The procession crosses the Jabbok, leaving Laban’s territory, entering Jacob’s home region. But it is also Esau’s home, and Jacob fears the retaliation of his brother for ancient misdeeds. His fright is made clear shortly after the family cross the Jabbok. For it is then that Jacob meets a strange being the text simply identifies as a man. The fear takes the form of the wound he receives from “the man” as he stands alone. Jacob gives this figure his name, but when he asks for the stranger’s name in return, he receives the answer “Why do you ask my name?” Instead of telling him his name, the person blesses Jacob, a second blessing Jacob receives, this time without asking for it. The earlier blessing gave him control over Isaac’s estate and family. This one denies him control. This is a power play in which Jacob loses, as he had lost his strength in the fight. The man controls Jacob, knowing his name. By renaming him, he extends his control over the victim. Jacob takes the name the man gives him, thus putting himself within the man’s power.
So Jacob enters new territory, weakened spiritually by the name struggle and physically by the wound on his hip. And he has entered Esau’s territory. He is to meet Esau in open country. His brother is a man of the fields. So Jacob now enter’s Esau’s field much as Esau entered Jacob’s tent. The twins’ roles have been reversed.

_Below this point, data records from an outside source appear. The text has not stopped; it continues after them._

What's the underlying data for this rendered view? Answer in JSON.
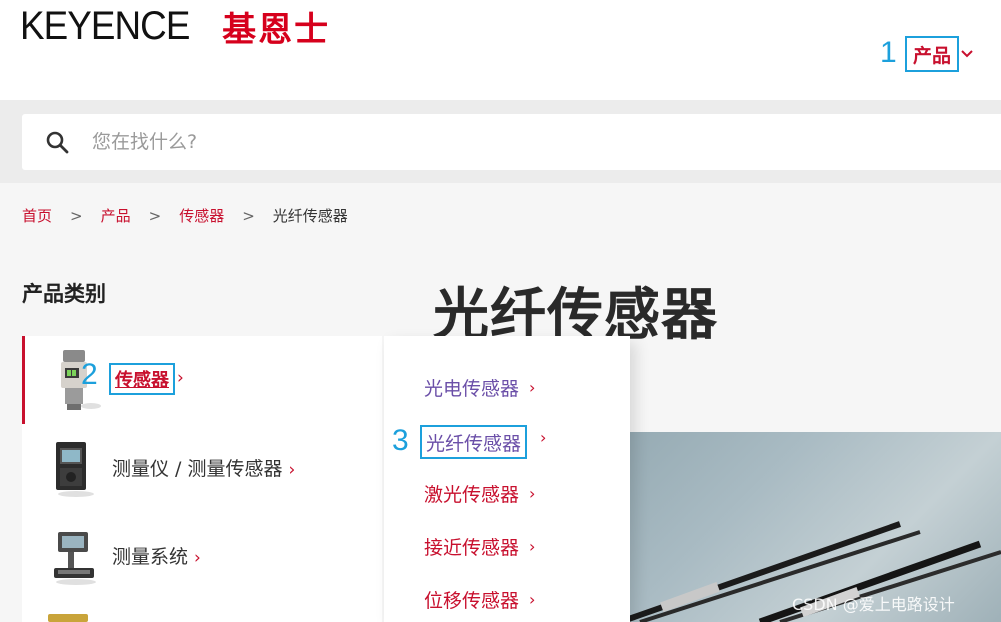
{
  "header": {
    "logo_en": "KEYENCE",
    "logo_cn": "基恩士",
    "nav_num": "1",
    "nav_products": "产品",
    "nav_chevron": "⌄"
  },
  "search": {
    "placeholder": "您在找什么?"
  },
  "breadcrumb": {
    "items": [
      "首页",
      "产品",
      "传感器"
    ],
    "sep": ">",
    "current": "光纤传感器"
  },
  "sidebar": {
    "title": "产品类别",
    "items": [
      {
        "label": "传感器",
        "num": "2"
      },
      {
        "label": "测量仪 / 测量传感器"
      },
      {
        "label": "测量系统"
      }
    ],
    "chevron": "›"
  },
  "page_title": "光纤传感器",
  "submenu": {
    "num": "3",
    "items": [
      {
        "label": "光电传感器"
      },
      {
        "label": "光纤传感器"
      },
      {
        "label": "激光传感器"
      },
      {
        "label": "接近传感器"
      },
      {
        "label": "位移传感器"
      }
    ],
    "chevron": "›"
  },
  "watermark": "CSDN @爱上电路设计",
  "colors": {
    "brand_red": "#c8102e",
    "annotation_blue": "#1ca0dc",
    "submenu_purple": "#6b4fa8"
  }
}
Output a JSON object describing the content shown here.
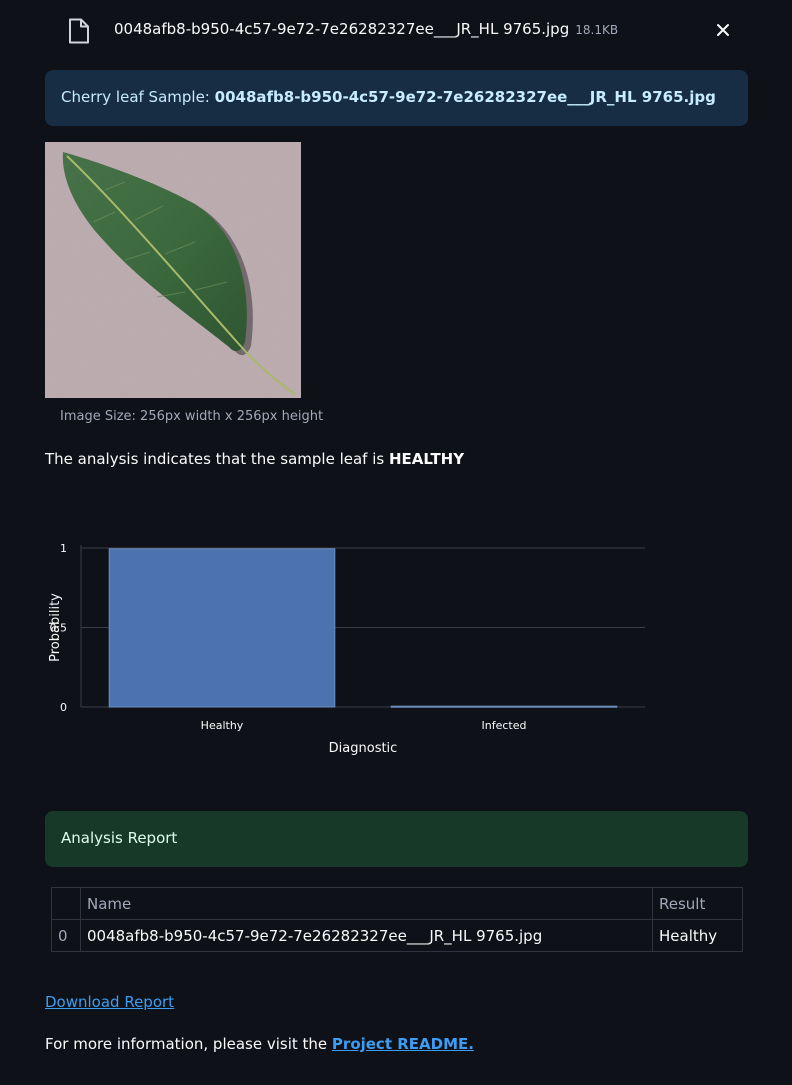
{
  "file": {
    "name": "0048afb8-b950-4c57-9e72-7e26282327ee___JR_HL 9765.jpg",
    "size": "18.1KB",
    "icon": "file-icon",
    "close_icon": "close-icon"
  },
  "info": {
    "prefix": "Cherry leaf Sample: ",
    "filename": "0048afb8-b950-4c57-9e72-7e26282327ee___JR_HL 9765.jpg"
  },
  "image": {
    "caption": "Image Size: 256px width x 256px height"
  },
  "analysis": {
    "prefix": "The analysis indicates that the sample leaf is ",
    "result": "HEALTHY"
  },
  "chart_data": {
    "type": "bar",
    "categories": [
      "Healthy",
      "Infected"
    ],
    "values": [
      0.995,
      0.005
    ],
    "xlabel": "Diagnostic",
    "ylabel": "Probability",
    "ylim": [
      0,
      1
    ],
    "yticks": [
      "0",
      "0.5",
      "1"
    ],
    "bar_color": "#4c72b0",
    "grid": true
  },
  "report": {
    "title": "Analysis Report",
    "columns": [
      "",
      "Name",
      "Result"
    ],
    "rows": [
      [
        "0",
        "0048afb8-b950-4c57-9e72-7e26282327ee___JR_HL 9765.jpg",
        "Healthy"
      ]
    ]
  },
  "links": {
    "download": "Download Report",
    "more_info_prefix": "For more information, please visit the ",
    "readme": "Project README."
  },
  "colors": {
    "background": "#0e1117",
    "info_bg": "#172d43",
    "success_bg": "#173928",
    "link": "#3d9df3"
  }
}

The reversal is signalled by the reversal in their conversation. When Esau had rushed into Jacob’s tent, it was he who pleaded with his younger brother for food. The curtness of his brother’s remarks, a function of sound and rhythm, contrasts sharply with the volubility of Esau’s. Now, when the two meet in open field, it is Jacob who becomes the verbose one. He addresses Esau with the formality Esau had given him in the tent. Jacob addresses him as “my lord” (hbst), and when Esau objects to all the gifts, saying he has enough, Jacob responds with many words:
No, I pray you; if you would do me this favor, accept from me this gift; for to see your face is like seeing the face of God, and you have received me favorably. Please accept my present, which has been brought to you, for God has favored me and I have plenty.

By now, the third act of our dramatic rite is all but finished. The first act involves the announcement and birth of the twins . The second, some 20 years later, sees Jacob getting the birthright and Isaac bless Jacob, not Esau. The final act dramatizes Jacob’s life as an adult, his marriage, a growing family and eventually his forgiveness by his older brother.

Each act is accomplished by ritualistic and liturgic devices that involve us as audience in the action. And if the Greeks were correct, we partake of the catharsis provided us by the ritual and liturgy of the narrative.